A pioneering scientist in mitochondrial biology, Douglas C. Wallace, PhD, synthesized evidence for the importance of mitochondria in a provocative Perspective article in the journal Cell.
Residing in large numbers outside the nucleus of every cell, mitochondria contain their own DNA, with unique features that “may require a reassessment of some of our core assumptions about human genetics and evolutionary theory,” concludes Dr. Wallace.
Dr. Wallace is the director of the Center for Mitochondrial and Epigenomic Medicine at The Children’s Hospital of Philadelphia and has investigated mitochondria for more than 40 years. In 1988, he was the first to show that mutations in mitochondrial DNA (mtDNA) can cause inherited human disease. His body of research has focused on how mtDNA mutations contribute to both rare and common diseases by disrupting bioenergetics — chemical reactions that generate energy at the cellular level.
Dr. Wallace and colleagues previously showed in the late 1970s that human mitochondrial DNA is inherited exclusively through the mother. They then used this knowledge to reconstruct the ancient migrations of women by comparing variation in mtDNA among populations throughout the world.
The vast majority of our 20,000 or so genes exist in the DNA within each cell’s nucleus, as distinct from the 13 protein-coding genes inside mtDNA. However, Dr. Wallace argues that mtDNA mutations provider faster and more flexible adaptations to changing environments than do nuclear DNA mutations. Most nuclear DNA mutations are deleterious and could imperil species’ survival.
Cells in the mother’s ovary that harbor the most deleterious mtDNA mutations can be eliminated by natural selection prior to fertilization. Thus only mild mtDNA variants, a subset of which may be potentially beneficial, are introduced into the population. The high mutation rate in mtDNA plus ovarian selection thus provide a powerful tool for humans (and animals) to adapt to an environmental change, without endangering a population’s overall survival.
Dr. Wallace argues that populations that expand into a marginal environmental space adapt their physiology through mtDNA mutation to better exploit the limited food sources and other resources in that environment. This permits prolonged occupation of the marginal environment, giving sufficient time for nuclear DNA mutations to generate anatomical structures appropriate for exploiting more abundant food resources in the new environment.
In his article, Dr.

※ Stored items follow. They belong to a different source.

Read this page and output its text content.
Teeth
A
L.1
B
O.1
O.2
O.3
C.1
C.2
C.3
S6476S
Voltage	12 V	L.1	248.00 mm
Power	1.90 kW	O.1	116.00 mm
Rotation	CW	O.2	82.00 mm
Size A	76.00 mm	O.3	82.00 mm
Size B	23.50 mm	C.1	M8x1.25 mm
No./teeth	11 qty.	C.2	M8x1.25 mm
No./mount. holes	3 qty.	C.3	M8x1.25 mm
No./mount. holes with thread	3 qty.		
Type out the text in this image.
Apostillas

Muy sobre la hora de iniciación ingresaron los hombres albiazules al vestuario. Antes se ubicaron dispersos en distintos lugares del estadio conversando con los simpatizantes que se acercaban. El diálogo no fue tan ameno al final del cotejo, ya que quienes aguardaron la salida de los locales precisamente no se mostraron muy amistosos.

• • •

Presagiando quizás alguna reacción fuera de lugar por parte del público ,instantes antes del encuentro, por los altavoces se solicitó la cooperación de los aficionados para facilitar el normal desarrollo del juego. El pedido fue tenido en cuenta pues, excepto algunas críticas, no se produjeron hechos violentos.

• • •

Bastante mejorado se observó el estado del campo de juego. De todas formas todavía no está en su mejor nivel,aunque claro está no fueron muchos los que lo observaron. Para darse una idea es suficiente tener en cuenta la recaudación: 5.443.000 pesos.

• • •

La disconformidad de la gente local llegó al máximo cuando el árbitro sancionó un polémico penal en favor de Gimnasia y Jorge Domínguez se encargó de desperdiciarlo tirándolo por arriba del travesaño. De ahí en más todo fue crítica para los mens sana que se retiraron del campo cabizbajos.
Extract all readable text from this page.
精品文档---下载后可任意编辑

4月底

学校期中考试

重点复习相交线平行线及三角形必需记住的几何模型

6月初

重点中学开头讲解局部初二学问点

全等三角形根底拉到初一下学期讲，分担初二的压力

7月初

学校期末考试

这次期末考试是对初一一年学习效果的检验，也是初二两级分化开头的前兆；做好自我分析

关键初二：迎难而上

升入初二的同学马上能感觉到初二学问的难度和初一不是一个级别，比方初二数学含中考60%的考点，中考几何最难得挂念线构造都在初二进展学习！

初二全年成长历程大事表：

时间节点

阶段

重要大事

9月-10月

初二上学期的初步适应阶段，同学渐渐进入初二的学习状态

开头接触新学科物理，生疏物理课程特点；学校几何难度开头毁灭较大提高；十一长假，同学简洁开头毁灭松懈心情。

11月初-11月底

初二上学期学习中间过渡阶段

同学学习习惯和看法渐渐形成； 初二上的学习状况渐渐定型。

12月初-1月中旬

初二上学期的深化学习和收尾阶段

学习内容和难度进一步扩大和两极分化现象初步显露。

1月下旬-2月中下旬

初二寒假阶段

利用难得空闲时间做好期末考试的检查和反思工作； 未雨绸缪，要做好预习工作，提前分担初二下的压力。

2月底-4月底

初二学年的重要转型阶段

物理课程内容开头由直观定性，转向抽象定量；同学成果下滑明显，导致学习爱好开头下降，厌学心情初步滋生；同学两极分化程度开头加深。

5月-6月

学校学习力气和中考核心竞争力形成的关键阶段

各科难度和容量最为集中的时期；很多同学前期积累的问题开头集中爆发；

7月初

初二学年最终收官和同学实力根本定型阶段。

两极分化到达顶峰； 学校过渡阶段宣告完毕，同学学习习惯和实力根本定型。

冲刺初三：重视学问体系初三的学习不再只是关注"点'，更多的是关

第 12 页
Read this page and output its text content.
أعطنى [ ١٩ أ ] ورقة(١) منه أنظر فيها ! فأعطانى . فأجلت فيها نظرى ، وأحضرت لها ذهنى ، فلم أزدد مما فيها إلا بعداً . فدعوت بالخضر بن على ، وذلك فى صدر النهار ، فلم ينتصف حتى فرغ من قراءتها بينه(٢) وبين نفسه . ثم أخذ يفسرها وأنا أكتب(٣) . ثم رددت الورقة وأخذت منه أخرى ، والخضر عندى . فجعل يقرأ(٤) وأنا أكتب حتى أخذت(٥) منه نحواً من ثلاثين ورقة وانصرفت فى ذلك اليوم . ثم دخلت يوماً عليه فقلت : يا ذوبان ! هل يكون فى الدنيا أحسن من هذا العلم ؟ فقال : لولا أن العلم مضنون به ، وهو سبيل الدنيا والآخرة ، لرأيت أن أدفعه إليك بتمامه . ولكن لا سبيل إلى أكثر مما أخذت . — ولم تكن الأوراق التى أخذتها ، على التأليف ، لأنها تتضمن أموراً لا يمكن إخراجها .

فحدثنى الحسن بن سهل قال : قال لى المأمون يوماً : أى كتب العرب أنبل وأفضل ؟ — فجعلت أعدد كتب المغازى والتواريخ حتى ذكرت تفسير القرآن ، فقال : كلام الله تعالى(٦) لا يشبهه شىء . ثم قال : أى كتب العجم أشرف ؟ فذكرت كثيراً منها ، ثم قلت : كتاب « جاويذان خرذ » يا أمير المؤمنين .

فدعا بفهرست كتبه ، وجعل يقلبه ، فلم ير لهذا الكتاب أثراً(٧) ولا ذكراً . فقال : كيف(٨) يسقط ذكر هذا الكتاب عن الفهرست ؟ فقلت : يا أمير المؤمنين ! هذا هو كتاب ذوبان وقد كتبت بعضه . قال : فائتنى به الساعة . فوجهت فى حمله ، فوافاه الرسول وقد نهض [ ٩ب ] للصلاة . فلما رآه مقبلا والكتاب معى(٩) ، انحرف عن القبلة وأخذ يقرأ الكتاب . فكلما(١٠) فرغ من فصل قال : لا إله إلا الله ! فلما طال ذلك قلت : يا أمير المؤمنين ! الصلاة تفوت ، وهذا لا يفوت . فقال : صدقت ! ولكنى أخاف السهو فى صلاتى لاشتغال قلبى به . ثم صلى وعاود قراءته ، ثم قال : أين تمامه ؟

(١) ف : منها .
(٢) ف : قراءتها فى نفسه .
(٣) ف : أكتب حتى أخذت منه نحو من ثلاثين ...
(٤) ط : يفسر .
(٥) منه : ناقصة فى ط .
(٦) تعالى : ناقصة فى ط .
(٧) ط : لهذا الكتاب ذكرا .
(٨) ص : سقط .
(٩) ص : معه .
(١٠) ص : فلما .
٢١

Wallace also proposed that mitochondria variation can result in crucial energy tradeoffs. He cited multiple studies that show that regional mtDNA variation correlates with predilection to a wide variety of metabolic and degenerative diseases, including Alzheimer and Parkinson disease, diabetes, obesity, and cardiovascular disease.
“Because mitochondria have such a crucial role in our physiology, changes in mitochondrial DNA can have profound effects on human biology,” he added.